Trends in Cyber Risk Management Services

Posted by Mark Greisiger

A Q&A with Rick Betterley of Betterley Risk Consultants, Inc.
Like any segment of the insurance industry, cyber risk management services evolve over time. To get a handle on some of the latest trends, I spoke with Rick Betterley, President of Betterley Risk Consultants (an independent risk management consulting firm), and publisher of The Betterley Report at  Rick can be reached at or 978.422.3366.

What do you see as the major trends in cyber risk management services?
We’re seeing a sharpening of industry focus from the service companies and insurance companies, as well as a more focused range of products for specific industries. The advanced vendors are realizing that one service doesn’t fit all and they have to adapt to particular needs, which is a sure sign of a maturing marketplace. Healthcare is a good example. We see more risk management services that cater to HIPAA, including compliance e-tools.

Another trend is more restriction in regard to vendors. Insurance companies are less willing to allow the insured party to use the vendor of their choice, and that’s a double-edged sword: Controlling the list of approved vendors helps the insurance company better manage their vendors and perhaps pass along better prices to customers but the risk is that the insured will be less satisfied with their policy, as they might not realize they’re restricted in their choice until it’s too late.
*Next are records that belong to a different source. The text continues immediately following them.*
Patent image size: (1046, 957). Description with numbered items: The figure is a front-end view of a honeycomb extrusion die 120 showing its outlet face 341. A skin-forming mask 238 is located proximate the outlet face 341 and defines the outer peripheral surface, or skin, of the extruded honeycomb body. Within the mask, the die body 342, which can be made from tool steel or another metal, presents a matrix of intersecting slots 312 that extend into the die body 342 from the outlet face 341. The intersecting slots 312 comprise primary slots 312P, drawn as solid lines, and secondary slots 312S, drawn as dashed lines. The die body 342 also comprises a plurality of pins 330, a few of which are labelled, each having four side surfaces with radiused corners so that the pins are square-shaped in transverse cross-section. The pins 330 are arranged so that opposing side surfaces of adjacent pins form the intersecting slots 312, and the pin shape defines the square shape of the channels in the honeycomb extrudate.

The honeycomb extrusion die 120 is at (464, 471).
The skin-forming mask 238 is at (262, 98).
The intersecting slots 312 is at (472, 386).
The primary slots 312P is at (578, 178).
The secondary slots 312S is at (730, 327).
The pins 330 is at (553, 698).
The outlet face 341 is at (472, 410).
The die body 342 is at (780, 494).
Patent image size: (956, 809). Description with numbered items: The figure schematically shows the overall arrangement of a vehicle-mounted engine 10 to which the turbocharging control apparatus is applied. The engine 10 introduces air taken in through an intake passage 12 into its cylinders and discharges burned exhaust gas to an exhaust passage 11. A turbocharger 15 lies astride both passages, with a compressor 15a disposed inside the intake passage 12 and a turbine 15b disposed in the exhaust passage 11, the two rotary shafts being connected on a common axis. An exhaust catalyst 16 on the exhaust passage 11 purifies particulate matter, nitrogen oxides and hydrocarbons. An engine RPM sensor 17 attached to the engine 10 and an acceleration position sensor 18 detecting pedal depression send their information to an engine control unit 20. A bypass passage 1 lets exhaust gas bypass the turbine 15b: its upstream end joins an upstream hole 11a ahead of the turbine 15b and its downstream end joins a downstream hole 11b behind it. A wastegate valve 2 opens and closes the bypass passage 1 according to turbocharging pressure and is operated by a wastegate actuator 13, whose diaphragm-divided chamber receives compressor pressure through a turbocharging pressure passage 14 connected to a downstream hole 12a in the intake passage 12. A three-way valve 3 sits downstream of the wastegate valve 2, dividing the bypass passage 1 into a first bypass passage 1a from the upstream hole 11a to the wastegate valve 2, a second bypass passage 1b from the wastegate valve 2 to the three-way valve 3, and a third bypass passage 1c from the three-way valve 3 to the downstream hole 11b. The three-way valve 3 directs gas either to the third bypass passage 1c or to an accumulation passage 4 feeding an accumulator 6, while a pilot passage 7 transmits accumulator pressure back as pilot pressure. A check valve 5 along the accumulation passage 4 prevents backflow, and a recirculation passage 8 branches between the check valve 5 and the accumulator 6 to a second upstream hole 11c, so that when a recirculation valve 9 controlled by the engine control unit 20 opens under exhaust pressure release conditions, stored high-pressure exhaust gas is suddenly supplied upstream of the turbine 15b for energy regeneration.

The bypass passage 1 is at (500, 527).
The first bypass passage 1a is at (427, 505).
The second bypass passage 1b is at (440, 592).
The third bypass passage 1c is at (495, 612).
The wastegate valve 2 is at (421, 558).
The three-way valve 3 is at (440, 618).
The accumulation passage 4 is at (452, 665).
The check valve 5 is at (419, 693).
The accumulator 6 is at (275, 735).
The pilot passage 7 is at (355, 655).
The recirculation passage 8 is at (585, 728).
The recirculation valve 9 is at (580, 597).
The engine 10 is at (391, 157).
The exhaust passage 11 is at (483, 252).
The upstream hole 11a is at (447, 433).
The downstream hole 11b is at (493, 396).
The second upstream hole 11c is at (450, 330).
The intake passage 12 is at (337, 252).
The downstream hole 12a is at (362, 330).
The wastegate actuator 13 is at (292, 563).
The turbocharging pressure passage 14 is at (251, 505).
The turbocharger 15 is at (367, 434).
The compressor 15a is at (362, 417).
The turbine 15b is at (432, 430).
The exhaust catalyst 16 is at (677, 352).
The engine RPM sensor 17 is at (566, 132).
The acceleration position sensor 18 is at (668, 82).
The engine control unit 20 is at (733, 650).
The final trend we see is more internal management of vendors by insurers. Insurance companies have an interest in these services as it’s a big part of a claims expense, so they are are investing more time and personnel into looking into them and making sure they’re cost effective, especially for individual claims.

What are the top five reasons middle-market organizations don’t buy cyber insurance?

  1. Brokers generally aren’t good at communicating the value between different insurance policies and the forms are hard to compare so it leaves the insured less confident to buy the product.
  2. In many cases, the insured believes cyber insurance is already part of their policy, when in fact it’s not.
  3. The organization is still resistant to the cost involved and believes it’s too expensive. They might read the headlines about data breaches but still have an “it won’t happen to us” denial.
  4. The organization might be resistant to the idea of notification costs as a sublimited coverage. They might find it off-putting that they are told that they have to get a higher amount of liability coverage to obtain the breach notice limits that are really driving the purchase.
  5. This one is hardly a blinding flash of insight, but the company just might not be paying attention. They might be short-staffed or they think it’s taken care of or they put off buying insurance until next year.

How are cyber insurers responding to fierce competition in the marketplace?
There are close to 30 carriers on the market now. One of the competitive responses we’re seeing is removing sub-limits that otherwise existed on breach notification, so if you’re buying a $10 million liability policy the insurer might let you have it with the full limit for breach notification avis viagra france. This practice was unheard of until last year. We’re also seeing lower deductibles. I already mentioned the limits on vendors, which help the insurance companies keep down costs. Finally, I would say we are seeing a tremendous investment in marketing to help brokers better communicate the value of their product.

In conclusion…
NetDiligence can agree with many of the observations that Mr. Betterley is seeing in the trenches. We are also seeing some leading brokers and insurers that specialize in cyber liability coverage making a push to educate clients with traditional lines of insurance about the many nuances of cyber coverage and the must-have supporting services. This is done through weekly webinars and conferences. Even with all that, I am amazed while speaking at various conferences at how many small and medium-sized companies are just beginning to realize they have a cyber/privacy exposure, and want to learn the very basics. For this reason we are seeing more markets leverage our eRisk Hub® portal to help them get the message out about the liability exposures, coverage for same, and general ‘state of cyber liability union.’